The Return of History...

From the close of WWII to the fall of the Iron Curtain, the world was locked in a sort of geopolitical stasis. Even after the Soviet empire disintegrated, the "rules-based" order was more or less held in place by the Pax Americana for another decade or so.

Then Al Qaeda's attack on Manhattan sent the World's Policeman haring off into the desert for a couple decades looking for the perps, and just look what's happened to the globe since.
The history of Armenians in Nagorno-Karabakh was ended in the old manner of conflict resolution: siege, conquest, expulsion. After a 10-month blockade, Azerbaijan launched an attack on Sept. 19, claiming the enclave in a day and causing nearly the entire ethnic Armenian population to flee. Give war a chance, as the saying goes.

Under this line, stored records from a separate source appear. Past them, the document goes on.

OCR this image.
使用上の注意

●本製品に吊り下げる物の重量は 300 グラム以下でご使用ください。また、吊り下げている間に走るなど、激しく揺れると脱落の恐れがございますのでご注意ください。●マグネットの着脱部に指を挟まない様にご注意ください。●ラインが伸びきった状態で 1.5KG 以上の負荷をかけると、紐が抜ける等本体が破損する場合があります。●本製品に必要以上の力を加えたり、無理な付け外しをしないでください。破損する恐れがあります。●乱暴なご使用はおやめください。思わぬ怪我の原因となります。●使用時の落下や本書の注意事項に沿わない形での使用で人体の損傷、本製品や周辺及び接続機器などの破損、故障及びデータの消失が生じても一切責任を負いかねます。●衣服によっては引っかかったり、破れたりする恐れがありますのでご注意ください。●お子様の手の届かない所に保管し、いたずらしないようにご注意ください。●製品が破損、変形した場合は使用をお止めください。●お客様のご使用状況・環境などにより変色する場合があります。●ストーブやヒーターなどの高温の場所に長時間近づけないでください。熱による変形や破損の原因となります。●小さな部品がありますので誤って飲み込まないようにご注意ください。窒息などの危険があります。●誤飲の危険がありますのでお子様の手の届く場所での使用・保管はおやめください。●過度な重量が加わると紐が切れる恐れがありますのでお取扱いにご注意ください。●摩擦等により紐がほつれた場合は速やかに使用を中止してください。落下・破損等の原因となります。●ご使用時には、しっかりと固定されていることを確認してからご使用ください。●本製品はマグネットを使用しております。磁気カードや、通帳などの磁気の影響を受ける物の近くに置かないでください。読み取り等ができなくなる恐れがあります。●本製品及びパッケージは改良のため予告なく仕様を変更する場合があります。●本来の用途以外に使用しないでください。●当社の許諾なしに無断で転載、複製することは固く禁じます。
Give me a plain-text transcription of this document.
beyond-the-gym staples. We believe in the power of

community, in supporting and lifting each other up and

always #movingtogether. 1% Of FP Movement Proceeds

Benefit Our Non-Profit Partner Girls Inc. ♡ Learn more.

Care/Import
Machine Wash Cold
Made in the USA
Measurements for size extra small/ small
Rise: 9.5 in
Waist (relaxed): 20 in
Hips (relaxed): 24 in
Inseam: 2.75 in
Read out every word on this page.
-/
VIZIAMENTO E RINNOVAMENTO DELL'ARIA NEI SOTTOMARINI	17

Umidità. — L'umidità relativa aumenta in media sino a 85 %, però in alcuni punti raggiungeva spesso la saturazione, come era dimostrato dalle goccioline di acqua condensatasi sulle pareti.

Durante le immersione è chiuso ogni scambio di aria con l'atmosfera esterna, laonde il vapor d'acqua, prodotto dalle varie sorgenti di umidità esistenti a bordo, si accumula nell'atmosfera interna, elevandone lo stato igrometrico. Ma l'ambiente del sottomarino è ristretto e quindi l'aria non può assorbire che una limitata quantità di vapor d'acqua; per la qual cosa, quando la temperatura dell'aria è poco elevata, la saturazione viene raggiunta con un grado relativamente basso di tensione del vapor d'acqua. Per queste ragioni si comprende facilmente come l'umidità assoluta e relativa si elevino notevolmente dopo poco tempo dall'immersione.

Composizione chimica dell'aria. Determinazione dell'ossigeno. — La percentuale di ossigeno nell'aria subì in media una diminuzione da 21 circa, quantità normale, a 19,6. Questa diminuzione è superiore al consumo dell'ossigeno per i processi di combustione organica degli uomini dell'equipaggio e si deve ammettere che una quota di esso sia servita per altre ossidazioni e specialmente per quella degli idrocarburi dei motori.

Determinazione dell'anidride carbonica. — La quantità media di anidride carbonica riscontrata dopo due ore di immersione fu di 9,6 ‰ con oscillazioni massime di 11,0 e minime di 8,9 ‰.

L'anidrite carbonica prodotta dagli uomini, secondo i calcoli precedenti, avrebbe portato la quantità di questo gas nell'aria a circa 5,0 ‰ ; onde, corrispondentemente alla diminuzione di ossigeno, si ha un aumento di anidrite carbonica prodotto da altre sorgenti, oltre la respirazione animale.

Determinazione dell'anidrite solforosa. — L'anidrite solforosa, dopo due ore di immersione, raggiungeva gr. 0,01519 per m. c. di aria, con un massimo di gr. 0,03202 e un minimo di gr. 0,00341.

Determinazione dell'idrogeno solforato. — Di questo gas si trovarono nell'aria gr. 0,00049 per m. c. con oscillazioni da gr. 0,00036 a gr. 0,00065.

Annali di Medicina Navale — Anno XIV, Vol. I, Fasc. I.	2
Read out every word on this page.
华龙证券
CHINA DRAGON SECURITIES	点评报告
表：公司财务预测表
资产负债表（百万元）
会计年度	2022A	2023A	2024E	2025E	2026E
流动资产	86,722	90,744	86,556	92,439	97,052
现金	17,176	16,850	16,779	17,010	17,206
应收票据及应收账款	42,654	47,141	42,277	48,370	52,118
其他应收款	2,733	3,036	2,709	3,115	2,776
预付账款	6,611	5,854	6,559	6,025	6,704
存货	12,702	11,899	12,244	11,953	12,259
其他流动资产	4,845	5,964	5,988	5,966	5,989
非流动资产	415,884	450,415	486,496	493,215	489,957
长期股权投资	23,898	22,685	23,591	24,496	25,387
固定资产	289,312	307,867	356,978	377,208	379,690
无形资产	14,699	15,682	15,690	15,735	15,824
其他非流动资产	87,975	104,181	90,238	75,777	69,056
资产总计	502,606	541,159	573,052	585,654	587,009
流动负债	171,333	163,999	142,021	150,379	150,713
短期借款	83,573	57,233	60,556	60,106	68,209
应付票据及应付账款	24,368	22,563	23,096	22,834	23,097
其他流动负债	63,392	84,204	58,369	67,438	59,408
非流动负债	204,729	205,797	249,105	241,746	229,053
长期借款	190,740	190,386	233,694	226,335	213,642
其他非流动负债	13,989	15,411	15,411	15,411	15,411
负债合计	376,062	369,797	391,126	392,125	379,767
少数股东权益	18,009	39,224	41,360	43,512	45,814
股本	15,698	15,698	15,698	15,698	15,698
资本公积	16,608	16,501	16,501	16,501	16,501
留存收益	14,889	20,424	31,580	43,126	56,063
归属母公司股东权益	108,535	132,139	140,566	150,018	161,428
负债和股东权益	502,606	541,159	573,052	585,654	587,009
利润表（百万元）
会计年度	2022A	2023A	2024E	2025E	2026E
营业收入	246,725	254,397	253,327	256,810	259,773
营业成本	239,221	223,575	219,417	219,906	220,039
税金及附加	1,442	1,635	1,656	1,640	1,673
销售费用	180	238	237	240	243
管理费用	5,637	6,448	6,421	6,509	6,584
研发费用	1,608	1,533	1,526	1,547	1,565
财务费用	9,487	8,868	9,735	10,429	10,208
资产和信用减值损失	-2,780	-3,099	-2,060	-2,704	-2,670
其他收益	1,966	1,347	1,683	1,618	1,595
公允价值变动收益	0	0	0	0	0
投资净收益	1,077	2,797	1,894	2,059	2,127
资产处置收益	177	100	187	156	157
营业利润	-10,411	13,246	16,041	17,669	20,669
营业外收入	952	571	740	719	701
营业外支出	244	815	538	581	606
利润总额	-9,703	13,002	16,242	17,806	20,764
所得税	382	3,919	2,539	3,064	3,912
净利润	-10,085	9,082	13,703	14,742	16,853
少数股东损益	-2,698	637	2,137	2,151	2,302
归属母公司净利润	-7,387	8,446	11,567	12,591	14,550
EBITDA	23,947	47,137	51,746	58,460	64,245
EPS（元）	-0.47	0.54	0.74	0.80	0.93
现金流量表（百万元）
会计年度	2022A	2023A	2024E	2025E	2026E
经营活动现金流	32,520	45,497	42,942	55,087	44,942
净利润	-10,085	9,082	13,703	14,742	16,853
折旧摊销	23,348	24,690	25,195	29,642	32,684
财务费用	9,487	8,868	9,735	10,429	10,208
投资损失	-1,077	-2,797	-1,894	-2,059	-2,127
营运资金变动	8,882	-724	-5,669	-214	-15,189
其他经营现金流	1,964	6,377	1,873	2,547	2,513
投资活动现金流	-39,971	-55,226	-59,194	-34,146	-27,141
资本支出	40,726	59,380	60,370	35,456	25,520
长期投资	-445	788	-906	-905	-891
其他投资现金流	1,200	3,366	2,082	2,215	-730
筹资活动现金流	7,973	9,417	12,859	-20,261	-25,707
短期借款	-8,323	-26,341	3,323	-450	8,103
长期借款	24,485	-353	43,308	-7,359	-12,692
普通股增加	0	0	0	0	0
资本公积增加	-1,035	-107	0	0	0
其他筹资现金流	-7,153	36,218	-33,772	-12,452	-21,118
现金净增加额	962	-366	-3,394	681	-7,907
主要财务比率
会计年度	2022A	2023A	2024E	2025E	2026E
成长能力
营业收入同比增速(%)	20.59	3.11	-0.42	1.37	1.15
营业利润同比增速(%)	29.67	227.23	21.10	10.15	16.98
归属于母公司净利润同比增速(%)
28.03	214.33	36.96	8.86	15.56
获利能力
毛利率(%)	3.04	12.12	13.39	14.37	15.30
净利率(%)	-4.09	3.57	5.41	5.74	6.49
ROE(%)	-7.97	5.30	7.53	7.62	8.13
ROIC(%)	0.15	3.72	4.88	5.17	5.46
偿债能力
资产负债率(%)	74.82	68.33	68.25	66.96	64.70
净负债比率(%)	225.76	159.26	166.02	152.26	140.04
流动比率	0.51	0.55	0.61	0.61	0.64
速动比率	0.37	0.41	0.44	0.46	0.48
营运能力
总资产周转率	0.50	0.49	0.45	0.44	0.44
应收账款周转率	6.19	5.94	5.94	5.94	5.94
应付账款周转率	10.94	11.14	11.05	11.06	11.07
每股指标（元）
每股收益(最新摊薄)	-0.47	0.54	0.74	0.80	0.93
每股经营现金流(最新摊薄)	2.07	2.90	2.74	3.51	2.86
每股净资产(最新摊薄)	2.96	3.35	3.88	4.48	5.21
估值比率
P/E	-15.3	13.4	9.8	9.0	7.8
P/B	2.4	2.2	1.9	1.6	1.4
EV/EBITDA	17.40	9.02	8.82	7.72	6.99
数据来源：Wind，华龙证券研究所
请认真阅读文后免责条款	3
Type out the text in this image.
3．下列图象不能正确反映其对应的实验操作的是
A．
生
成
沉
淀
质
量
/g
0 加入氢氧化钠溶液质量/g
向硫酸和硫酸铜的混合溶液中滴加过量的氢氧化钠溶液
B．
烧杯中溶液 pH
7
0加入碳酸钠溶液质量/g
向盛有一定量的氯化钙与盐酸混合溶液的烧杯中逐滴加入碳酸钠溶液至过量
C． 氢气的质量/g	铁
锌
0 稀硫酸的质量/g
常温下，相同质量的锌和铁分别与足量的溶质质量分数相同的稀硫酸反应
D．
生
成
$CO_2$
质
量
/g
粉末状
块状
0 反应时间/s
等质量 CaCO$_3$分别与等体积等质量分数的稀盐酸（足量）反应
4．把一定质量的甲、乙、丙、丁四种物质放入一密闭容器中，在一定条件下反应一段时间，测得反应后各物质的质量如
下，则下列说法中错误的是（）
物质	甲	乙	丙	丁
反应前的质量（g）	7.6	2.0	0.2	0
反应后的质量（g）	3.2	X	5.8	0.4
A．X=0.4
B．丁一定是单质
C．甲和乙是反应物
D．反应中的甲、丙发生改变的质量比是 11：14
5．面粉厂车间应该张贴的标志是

For Armenians, a classic relic ethnic minority whose Christianity and peculiar alphabet date to the epic struggles between the Romans and the Parthians, it was another genocide. For the Azerbaijanis, Turkic in language and historically Shia Muslim, a great triumph. Yet despite appearances, the conflict is not a Samuel Huntington-style clash of civilizations. Instead, in its emboldening of traditional regional powers like Turkey, scrambling for geopolitical spoils after the retreat of superpowers, it’s a harbinger of the coming world disorder.
Abkhazia, South Ossetia, Nagorno-Karabakh, Ukraine... it you want more territory or resources the way to get it now it is the old fashioned way: You take it by force. 


I don't know that Taiwan's half as nervous as it should be.

Anything by Kaplan's a worthwhile read, but I have The Coming Anarchy down off the shelf at the moment. I'd originally pulled it out to check something he'd written about the Sahel, actually, but events of the last couple weeks have me re-reading it now.